Cross-document tie-outs. The sum of the 1099-INT/DIV should match the interest/dividend lines; K-1 figures should match the entries that use them. Mismatches are exactly what a reviewer needs surfaced.
Carryforwards. Prior-year items that must roll (NOLs, basis, depreciation, suspended losses), flag whether they're present and consistent.

Have the LLM flag these gaps; you decide what each means. (Code computes the tie-outs; AI drafts the exceptions list; you make the calls, same three-layer split as Skills & Architecture.)

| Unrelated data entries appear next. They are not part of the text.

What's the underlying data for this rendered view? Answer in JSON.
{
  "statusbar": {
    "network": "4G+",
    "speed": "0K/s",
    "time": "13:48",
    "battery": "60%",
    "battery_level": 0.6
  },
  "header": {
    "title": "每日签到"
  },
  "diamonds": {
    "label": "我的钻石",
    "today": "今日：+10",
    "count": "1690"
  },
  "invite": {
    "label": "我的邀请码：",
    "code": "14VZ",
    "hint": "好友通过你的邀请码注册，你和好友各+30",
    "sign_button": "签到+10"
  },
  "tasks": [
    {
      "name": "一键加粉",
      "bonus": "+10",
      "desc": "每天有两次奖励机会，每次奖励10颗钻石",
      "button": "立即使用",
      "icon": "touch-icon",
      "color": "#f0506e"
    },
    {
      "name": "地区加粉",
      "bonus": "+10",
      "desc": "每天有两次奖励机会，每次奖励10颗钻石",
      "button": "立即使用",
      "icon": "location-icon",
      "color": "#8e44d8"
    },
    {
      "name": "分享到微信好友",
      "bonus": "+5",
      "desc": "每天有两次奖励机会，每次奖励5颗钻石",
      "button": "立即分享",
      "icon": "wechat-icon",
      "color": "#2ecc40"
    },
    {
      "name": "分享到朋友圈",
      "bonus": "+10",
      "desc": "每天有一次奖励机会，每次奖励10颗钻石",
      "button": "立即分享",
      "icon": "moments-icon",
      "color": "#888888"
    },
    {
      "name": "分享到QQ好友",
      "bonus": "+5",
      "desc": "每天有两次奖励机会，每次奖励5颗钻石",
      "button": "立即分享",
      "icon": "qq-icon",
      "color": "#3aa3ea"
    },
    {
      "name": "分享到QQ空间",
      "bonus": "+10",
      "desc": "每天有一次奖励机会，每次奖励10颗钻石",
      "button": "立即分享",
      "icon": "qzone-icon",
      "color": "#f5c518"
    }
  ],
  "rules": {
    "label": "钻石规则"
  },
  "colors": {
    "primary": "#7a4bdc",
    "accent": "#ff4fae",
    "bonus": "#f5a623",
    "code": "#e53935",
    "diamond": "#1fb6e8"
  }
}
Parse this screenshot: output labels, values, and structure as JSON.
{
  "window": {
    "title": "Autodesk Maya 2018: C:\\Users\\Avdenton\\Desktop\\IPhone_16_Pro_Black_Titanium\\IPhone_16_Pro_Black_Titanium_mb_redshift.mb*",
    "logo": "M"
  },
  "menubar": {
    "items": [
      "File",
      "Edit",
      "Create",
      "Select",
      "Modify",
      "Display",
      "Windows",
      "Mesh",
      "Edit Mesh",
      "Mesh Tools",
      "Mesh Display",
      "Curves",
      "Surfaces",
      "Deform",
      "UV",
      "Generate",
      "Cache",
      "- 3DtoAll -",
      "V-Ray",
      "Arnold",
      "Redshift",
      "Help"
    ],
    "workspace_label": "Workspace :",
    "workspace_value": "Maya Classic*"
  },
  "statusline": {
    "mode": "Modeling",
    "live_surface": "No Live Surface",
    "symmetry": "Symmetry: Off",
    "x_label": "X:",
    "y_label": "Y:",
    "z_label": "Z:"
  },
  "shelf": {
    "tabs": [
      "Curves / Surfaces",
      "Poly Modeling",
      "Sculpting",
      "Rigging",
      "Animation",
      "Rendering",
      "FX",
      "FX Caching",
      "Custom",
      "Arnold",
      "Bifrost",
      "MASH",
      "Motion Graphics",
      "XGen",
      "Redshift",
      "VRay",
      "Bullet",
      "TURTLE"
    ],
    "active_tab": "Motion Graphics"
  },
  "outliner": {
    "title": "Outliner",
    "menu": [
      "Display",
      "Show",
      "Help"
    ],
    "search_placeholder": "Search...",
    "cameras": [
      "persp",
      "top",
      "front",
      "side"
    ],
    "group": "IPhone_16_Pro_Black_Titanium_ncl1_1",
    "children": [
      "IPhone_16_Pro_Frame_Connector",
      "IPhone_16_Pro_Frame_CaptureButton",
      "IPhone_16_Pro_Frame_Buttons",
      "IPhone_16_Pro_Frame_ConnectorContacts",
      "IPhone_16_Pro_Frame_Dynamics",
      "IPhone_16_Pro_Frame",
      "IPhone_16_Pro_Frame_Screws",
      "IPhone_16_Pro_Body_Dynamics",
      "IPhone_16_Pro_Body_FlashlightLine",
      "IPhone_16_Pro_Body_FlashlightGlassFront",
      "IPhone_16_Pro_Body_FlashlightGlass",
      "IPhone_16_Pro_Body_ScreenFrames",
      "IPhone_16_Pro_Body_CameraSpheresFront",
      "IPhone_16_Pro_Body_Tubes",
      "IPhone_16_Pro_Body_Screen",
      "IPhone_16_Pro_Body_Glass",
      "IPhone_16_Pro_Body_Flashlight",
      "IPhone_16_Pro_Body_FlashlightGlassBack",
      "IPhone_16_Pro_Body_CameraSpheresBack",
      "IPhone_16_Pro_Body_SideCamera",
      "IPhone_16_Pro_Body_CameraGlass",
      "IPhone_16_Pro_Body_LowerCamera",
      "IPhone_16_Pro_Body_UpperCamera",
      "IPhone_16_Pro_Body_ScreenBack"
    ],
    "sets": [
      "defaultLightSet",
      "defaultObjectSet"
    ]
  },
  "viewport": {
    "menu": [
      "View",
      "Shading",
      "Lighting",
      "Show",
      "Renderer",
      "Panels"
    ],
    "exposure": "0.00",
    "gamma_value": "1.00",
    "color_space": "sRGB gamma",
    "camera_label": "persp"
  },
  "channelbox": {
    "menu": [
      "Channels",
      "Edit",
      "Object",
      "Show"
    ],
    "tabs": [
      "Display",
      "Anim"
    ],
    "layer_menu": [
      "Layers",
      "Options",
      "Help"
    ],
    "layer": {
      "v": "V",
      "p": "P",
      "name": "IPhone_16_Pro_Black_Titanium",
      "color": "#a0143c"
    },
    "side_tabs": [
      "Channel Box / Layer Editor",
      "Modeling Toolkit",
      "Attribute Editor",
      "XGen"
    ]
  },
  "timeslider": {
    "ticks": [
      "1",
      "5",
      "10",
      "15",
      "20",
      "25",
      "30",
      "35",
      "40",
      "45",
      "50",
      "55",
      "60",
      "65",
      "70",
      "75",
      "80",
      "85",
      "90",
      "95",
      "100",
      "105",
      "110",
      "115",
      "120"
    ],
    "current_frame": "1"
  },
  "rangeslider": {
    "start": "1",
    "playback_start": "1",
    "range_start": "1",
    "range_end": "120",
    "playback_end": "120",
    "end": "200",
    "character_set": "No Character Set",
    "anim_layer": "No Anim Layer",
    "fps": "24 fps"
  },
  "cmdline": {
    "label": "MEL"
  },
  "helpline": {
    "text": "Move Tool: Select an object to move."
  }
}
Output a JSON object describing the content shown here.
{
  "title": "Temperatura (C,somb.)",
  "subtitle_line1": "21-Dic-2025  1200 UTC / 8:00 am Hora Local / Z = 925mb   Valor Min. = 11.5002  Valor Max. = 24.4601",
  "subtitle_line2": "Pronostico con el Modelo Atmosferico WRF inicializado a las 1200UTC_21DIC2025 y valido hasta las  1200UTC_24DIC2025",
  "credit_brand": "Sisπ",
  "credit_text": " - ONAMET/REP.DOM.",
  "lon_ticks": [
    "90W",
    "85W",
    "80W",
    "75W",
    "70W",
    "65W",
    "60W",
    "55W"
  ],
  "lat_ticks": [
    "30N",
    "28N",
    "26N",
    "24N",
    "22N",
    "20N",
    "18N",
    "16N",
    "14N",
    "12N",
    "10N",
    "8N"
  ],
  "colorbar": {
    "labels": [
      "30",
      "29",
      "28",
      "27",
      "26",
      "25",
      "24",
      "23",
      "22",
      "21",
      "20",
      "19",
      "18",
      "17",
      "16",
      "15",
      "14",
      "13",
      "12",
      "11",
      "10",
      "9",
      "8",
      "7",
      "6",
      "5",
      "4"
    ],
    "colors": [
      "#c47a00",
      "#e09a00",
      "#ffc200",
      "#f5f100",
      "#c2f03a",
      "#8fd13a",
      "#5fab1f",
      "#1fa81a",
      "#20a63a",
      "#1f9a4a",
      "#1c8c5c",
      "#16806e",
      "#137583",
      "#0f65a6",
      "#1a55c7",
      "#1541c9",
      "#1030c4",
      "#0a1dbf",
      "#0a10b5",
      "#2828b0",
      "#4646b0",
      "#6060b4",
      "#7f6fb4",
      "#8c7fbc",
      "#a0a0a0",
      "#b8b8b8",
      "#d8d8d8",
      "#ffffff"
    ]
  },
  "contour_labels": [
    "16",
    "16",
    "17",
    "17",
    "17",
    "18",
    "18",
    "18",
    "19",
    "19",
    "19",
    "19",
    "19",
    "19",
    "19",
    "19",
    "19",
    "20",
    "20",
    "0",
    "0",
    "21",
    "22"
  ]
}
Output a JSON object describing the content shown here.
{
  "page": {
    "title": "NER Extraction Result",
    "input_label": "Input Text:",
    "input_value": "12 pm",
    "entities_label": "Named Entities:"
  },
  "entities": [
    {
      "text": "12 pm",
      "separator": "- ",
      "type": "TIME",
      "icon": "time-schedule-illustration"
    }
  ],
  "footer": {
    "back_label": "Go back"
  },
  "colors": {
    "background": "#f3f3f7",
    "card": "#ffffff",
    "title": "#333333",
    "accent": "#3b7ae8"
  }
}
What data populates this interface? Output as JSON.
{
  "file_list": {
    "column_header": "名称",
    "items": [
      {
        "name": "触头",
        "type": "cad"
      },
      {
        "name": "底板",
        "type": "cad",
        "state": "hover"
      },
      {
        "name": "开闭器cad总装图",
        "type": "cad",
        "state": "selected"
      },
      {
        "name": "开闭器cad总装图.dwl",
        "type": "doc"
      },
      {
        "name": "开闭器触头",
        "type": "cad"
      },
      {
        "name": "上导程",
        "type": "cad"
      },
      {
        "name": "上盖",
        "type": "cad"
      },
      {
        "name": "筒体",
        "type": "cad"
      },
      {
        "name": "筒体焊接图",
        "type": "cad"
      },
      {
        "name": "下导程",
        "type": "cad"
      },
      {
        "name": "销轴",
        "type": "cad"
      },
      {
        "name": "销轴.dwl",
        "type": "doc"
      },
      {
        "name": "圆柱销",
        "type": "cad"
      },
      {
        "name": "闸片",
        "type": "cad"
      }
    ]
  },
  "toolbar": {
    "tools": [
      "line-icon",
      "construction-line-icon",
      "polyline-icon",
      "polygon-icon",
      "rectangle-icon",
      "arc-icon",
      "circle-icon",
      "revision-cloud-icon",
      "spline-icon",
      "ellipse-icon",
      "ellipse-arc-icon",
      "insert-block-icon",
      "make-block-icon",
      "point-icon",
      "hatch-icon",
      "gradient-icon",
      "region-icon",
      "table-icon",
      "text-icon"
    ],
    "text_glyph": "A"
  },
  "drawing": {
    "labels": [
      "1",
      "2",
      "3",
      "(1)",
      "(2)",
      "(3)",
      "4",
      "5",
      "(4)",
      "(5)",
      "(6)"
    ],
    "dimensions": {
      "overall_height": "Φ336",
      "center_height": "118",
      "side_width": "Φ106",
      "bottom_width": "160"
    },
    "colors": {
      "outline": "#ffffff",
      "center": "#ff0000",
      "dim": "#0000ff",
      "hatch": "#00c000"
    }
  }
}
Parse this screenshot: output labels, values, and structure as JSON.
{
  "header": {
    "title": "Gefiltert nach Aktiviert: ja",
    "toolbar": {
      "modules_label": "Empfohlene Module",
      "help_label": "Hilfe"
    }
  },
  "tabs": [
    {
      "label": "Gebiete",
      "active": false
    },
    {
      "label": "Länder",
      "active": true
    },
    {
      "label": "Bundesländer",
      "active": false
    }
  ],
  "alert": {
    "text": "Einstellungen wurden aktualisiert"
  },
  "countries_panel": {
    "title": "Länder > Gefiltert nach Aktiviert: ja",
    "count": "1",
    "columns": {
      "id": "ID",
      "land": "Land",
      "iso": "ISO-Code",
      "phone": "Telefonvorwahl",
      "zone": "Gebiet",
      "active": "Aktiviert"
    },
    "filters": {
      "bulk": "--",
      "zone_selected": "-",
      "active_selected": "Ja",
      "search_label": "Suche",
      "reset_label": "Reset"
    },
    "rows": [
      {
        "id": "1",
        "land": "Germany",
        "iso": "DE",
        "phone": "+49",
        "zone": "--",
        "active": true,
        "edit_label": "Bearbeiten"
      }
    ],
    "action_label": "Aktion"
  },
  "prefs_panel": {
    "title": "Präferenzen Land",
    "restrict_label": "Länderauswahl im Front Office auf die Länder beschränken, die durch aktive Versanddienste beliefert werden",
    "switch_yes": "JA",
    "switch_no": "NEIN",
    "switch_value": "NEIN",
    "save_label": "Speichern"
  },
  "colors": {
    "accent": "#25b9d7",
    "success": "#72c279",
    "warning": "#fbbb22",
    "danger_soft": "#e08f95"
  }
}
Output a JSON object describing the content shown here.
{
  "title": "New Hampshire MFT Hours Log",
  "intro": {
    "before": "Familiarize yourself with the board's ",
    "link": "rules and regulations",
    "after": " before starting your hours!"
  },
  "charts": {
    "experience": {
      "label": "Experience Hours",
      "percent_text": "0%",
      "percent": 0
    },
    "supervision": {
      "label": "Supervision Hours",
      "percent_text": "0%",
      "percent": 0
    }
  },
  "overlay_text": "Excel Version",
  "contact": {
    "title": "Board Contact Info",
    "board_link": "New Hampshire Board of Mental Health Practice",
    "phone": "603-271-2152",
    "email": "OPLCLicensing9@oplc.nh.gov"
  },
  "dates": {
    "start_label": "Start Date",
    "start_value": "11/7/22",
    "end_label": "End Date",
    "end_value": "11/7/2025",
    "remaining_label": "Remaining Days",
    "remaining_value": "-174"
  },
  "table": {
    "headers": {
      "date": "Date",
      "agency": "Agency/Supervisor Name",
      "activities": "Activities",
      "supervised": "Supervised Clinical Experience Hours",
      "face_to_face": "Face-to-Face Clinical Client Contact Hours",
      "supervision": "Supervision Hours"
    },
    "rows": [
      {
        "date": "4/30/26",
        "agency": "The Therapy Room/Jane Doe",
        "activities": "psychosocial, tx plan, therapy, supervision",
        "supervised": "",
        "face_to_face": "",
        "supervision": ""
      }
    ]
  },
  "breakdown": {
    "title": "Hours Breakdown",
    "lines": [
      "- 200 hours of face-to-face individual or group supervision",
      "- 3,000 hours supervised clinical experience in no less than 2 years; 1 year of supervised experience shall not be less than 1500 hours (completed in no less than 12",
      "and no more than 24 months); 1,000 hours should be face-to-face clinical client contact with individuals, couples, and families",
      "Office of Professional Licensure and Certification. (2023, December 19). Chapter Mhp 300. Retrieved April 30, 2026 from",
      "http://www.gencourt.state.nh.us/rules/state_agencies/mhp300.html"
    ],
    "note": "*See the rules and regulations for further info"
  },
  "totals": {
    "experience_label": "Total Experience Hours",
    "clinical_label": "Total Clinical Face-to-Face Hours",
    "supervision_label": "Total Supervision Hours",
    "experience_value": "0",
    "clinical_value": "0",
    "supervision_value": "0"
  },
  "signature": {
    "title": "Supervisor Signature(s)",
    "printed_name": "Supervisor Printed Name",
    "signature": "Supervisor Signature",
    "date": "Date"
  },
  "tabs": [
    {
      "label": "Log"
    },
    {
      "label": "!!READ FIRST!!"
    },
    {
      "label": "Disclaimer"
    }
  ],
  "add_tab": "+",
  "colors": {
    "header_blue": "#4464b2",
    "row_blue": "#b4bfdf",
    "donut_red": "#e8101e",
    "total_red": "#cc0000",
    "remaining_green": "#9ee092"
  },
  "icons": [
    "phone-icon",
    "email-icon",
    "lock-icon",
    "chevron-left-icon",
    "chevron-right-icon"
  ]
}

What to build first (a concrete spec)

Don't build "automate all workpapers." Build one recurring, high-volume, rule-bound document type end-to-end. A good first target, bank statement → categorized workpaper:

In: a PDF/CSV statement (redacted: account number masked, name tokenized).
Out: a table, date · description · amount · category · [REVIEW?], plus the row count and the column total.
Checks that must pass before it's a workpaper: column total = statement ending activity; row count = statement line count; every [REVIEW] resolved by a human; category mapping matches your chart.
Then add document types one at a time (1099s, K-1s), reusing the same redact→extract→classify→ foot→complete→review loop. A narrow pipeline you trust beats a broad one you don't.

Guardrails

PII is unavoidable here, so the controlled-tool + WISP + §7216 path is mandatory, not optional (Regulatory Foundation). Redact locally first regardless.
No silent posting. Extracted numbers are drafts until footed and reviewed; nothing posts on its own.
Reviewer of record. A workpaper carries professional weight, the human signs.
Assume the scrubber missed something until you've validated; for attest work, AU-C evidence and documentation duties still apply.

Open Lab track · built on Skills & architecture; shares the verification discipline of Module 5.